The restaurant that took over Hell's Kitchen first space (89 South 10th St.) didn't last long--today it's being replaced by Subo, which means "to feed" in Filipino. That means spicy tofu, pork belly in ginger broth, mung bean soup, grilled skirt steak, steamed buns, and more. After my disappointing experience with the briefly-viable Mabuhay in St. Paul, I'm hoping that this means Filipino food will finally get its due in the Twin Cities.

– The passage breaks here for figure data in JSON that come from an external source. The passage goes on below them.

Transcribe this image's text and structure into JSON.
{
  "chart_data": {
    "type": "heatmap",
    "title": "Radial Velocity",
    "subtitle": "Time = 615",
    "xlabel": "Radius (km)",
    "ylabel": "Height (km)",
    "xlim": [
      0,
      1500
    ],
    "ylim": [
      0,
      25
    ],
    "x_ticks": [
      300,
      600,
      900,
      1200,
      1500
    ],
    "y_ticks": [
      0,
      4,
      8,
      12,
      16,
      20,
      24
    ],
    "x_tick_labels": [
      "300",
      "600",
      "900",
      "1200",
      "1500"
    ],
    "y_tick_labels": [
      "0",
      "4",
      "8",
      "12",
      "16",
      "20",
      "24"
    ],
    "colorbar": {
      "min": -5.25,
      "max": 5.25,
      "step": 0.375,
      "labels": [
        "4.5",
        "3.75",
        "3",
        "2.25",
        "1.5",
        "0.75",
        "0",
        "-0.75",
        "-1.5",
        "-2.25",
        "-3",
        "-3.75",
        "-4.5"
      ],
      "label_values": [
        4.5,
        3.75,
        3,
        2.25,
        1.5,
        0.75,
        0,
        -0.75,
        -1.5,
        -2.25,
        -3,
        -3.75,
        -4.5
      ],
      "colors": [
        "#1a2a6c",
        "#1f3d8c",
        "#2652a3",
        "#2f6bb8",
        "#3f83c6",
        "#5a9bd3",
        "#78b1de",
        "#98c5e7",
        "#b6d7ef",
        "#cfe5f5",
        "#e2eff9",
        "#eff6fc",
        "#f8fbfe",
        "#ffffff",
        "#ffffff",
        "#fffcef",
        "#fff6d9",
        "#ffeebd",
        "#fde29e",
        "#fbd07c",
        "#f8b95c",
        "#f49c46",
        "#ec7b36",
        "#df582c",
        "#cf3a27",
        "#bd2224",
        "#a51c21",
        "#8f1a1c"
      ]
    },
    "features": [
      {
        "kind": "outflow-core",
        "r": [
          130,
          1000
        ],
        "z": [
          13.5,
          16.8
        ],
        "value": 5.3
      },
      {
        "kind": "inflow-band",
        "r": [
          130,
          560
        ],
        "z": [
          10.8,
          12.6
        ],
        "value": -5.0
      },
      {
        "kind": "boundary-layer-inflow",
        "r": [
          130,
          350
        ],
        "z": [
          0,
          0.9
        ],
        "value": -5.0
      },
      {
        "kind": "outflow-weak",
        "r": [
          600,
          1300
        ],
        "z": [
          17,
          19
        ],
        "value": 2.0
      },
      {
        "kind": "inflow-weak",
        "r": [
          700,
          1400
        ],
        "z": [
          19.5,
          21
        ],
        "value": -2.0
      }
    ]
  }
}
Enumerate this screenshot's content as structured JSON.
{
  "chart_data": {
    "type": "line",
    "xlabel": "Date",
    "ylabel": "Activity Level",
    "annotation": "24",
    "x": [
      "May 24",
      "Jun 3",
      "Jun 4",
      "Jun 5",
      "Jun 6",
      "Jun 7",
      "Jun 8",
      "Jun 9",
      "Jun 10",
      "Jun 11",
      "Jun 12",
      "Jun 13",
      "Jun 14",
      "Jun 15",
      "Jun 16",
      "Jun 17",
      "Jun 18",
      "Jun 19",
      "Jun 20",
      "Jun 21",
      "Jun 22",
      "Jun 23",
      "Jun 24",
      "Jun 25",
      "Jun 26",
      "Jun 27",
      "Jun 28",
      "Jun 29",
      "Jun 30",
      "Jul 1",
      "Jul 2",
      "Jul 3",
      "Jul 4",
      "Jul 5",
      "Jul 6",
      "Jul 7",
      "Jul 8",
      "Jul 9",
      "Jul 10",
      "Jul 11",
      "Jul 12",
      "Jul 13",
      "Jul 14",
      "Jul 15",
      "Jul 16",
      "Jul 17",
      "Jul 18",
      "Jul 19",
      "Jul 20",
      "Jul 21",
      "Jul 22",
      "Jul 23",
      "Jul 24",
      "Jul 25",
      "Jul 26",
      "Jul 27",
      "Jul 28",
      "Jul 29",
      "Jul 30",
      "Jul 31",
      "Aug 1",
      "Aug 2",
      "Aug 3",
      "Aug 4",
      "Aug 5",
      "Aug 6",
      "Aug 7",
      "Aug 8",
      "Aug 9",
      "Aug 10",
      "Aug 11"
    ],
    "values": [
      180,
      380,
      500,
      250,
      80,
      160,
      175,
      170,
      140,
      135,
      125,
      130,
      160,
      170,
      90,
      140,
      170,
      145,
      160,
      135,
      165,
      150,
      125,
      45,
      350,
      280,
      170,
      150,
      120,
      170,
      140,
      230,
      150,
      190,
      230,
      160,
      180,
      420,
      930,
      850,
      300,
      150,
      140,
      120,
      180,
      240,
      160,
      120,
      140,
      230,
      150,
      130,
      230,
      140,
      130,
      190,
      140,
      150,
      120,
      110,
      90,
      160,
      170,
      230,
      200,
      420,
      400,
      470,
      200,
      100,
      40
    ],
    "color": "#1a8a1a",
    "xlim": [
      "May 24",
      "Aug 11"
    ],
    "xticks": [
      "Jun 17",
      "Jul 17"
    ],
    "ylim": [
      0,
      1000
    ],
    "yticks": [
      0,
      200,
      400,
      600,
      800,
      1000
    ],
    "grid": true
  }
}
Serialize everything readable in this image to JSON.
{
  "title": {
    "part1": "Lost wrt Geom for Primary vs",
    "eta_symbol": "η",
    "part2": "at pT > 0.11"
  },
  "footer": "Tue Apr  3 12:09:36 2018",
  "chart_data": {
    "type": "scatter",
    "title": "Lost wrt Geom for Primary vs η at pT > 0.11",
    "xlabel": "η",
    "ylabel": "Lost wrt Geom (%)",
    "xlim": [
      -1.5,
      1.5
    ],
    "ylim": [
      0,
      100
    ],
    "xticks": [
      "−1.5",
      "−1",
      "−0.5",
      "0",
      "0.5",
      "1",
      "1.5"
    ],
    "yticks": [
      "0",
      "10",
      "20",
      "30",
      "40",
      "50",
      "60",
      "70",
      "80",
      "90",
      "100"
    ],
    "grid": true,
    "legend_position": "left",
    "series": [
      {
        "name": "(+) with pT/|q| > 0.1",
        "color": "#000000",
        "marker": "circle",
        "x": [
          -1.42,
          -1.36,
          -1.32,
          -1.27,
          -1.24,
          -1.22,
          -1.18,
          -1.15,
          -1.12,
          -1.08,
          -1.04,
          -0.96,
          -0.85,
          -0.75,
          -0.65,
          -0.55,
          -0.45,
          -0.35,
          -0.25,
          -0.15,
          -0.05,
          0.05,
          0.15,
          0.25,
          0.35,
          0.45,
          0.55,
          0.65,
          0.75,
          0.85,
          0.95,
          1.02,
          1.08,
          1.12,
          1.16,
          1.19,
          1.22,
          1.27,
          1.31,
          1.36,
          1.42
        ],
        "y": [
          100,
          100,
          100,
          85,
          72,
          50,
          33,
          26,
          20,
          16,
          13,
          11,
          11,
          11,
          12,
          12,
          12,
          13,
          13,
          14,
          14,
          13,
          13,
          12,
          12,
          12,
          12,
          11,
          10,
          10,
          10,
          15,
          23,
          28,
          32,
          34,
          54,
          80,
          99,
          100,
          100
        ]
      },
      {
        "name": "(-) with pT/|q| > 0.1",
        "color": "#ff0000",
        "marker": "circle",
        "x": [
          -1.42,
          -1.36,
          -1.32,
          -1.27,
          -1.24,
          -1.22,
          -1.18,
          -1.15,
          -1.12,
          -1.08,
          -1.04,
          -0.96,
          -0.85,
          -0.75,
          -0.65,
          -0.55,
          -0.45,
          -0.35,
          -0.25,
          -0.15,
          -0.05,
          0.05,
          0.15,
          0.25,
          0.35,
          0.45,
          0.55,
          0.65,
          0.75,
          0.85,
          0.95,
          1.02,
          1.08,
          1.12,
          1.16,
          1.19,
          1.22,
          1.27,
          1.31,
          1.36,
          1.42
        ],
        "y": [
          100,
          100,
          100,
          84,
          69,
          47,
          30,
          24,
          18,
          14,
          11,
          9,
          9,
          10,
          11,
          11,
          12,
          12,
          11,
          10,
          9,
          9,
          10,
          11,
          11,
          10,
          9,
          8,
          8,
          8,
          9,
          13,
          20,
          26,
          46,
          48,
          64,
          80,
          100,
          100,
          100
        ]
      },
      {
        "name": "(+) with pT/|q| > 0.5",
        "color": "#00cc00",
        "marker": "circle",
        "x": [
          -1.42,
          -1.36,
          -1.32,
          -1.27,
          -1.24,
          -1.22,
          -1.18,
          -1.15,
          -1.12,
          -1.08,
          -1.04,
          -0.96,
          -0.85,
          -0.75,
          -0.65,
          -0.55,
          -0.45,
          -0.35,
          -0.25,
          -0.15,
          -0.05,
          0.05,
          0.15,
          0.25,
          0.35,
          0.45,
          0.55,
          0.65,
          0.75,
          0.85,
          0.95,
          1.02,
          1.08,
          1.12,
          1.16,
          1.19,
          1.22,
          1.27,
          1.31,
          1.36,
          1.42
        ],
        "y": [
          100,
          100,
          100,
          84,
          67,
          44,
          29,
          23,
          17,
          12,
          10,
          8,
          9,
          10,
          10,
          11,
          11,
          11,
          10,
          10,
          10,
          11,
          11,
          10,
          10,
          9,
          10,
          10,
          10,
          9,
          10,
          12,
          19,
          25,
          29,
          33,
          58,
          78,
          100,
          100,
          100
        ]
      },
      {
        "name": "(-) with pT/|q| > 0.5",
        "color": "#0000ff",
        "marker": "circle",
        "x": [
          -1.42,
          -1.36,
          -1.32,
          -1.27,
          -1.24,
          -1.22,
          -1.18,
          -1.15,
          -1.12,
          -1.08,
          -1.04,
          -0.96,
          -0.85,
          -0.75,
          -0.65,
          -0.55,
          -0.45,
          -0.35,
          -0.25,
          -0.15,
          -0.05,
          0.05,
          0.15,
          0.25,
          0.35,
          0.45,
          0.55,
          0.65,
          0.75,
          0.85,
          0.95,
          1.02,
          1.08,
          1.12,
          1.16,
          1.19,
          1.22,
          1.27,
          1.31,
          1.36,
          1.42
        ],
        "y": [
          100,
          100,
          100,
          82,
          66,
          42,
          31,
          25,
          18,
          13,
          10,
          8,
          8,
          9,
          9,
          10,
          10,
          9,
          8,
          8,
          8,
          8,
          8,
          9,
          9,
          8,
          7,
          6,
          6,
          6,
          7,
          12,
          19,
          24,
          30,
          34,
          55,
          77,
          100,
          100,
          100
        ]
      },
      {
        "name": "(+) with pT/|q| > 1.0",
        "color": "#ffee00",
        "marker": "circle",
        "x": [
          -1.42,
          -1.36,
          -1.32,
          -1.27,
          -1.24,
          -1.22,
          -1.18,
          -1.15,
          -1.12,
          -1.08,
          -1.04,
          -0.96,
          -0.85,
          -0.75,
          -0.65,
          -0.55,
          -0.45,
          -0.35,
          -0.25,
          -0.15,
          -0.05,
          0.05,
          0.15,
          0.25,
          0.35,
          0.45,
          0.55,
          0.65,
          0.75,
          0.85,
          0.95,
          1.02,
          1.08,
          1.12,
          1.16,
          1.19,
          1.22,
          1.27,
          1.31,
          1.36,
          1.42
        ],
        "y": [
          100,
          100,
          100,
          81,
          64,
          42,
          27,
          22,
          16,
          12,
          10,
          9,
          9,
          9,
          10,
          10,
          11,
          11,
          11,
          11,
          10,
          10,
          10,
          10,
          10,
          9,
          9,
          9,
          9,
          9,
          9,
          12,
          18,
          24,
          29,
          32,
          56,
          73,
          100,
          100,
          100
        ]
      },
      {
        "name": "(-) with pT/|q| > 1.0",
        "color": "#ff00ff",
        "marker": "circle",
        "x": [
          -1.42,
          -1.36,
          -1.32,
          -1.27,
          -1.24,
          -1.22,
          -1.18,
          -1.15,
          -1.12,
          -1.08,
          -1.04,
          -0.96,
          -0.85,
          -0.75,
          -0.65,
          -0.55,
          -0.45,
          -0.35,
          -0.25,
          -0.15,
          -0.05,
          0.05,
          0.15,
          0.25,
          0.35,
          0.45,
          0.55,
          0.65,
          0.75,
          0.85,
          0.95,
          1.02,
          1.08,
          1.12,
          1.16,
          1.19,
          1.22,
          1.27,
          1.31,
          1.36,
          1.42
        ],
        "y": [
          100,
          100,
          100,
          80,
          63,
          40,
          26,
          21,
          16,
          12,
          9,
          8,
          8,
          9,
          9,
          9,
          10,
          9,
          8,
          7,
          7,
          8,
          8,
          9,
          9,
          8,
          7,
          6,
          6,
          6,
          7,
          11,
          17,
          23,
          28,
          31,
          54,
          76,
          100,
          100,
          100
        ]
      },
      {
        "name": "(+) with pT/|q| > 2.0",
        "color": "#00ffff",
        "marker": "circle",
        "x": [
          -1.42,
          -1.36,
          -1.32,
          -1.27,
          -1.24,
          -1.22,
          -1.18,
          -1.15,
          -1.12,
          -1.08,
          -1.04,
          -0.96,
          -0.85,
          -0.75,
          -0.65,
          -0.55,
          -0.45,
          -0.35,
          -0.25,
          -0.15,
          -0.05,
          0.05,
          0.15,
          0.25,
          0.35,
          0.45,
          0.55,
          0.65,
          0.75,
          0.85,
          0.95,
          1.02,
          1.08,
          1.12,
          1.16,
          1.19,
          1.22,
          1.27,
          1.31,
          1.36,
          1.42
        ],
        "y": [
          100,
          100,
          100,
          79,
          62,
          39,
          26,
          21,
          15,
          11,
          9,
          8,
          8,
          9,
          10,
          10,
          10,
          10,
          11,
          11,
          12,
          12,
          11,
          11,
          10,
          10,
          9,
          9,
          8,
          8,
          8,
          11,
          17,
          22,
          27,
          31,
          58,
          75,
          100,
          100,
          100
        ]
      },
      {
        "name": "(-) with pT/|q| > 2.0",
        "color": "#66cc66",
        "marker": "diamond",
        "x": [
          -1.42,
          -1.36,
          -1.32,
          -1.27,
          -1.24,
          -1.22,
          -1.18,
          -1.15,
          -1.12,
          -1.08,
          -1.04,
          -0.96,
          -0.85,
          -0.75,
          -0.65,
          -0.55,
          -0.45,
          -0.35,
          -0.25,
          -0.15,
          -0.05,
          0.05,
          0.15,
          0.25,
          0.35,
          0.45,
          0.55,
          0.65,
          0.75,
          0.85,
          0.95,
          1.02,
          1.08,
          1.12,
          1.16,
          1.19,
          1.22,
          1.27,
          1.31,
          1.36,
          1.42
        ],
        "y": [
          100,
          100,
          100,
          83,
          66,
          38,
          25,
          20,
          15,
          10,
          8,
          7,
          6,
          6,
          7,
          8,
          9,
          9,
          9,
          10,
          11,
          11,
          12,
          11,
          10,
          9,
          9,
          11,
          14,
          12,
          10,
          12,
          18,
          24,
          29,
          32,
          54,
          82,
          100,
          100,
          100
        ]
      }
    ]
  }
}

For more info, here's the somewhat long-winded press release:
Subo features exotic ingredients not easily sourced in the Midwest to create a feast. The Filipino chef-driven menu can be sampled through its distinctly adapted foods from China (pancit is similar to lomein, only using rice vermicelli), Southeast Asia (sour broth-based dishes have a cooling effect in hot tropical weather) and Spain (unlike its Spanish name, the Adobo Chicken Wings are marinated in sweet rice vinegar and garlic with coconut milk and soy sauce.) A chef for twenty years and most recently working in Manhattan, Neil Guillen was discovered by a business man from Minneapolis who returned to his cuisine countless times (despite Manhattan's many offerings) for Guillen's addictive cooking style. Guillen was then enticed him to Minneapolis to hang a shingle and share the joy of his unique sauces, meats, seafood, and vegetables in crunchy, brothy, comforting and palate-stimulating foods. Oddly enough, the space developed resembles a Manhattan bar, long and deep with a narrow storefront.
Almost literally, the Southeast Asian adventure scene is set. Market awnings, a cobblestone style floor and dangling star shaped light fixtures frame the entrance to the restaurant and invite a romantic cultural shift. The back bar itself is constructed of aged produce crates, arranged as if they are actually hanging off the back of a truck in the Philippines or somewhere in the tropical clime where rainy and dry seasons, mountains and forests meet. Continuing toward the back room, offset by a narrow brick archway, the perspective becomes distinctly more food-centered, with Subo's iconic wooden spoon and fork logo applied to a pillar marking the exposed kitchen. The back room, whose sliding doors suggest rice sacks in their burlap panels, and skylights above, lined with sheer swags, create a tropical hideaway with delicate bamboo lights and buttresses overhead.
The approach for the "Subo Family," as Guillen calls themselves, is to offer grand scale Filipino hospitality that unites the land of 7,000 islands just north of the equator and blends flavors of its nearby China, Thailand, Vietnam and even the colonies that settled there, like the Spanish, with classical French culinary training and two decades' experience. This creates a confident use of noodles, rice, vegetables, seafood, spices and cured meats that only a cooperative approach to cuisine can deliver. The dishes are best ordered in sequence, so the flavors can remain the superstars and the "Subo Family" experience can charm any adventurer who comes in off the street. Its Chili Chocolate (Italian-named) Panna Cotta served in an espresso cup captures the "best of the best" in Subo's eclectic style. The logo captures the host's approach to the feast, with a fork in the left hand and a spoon in the right- all the better to mix and merrily combine the varied dishes with heaps of rice and accents of dipping sauces and each created by a master.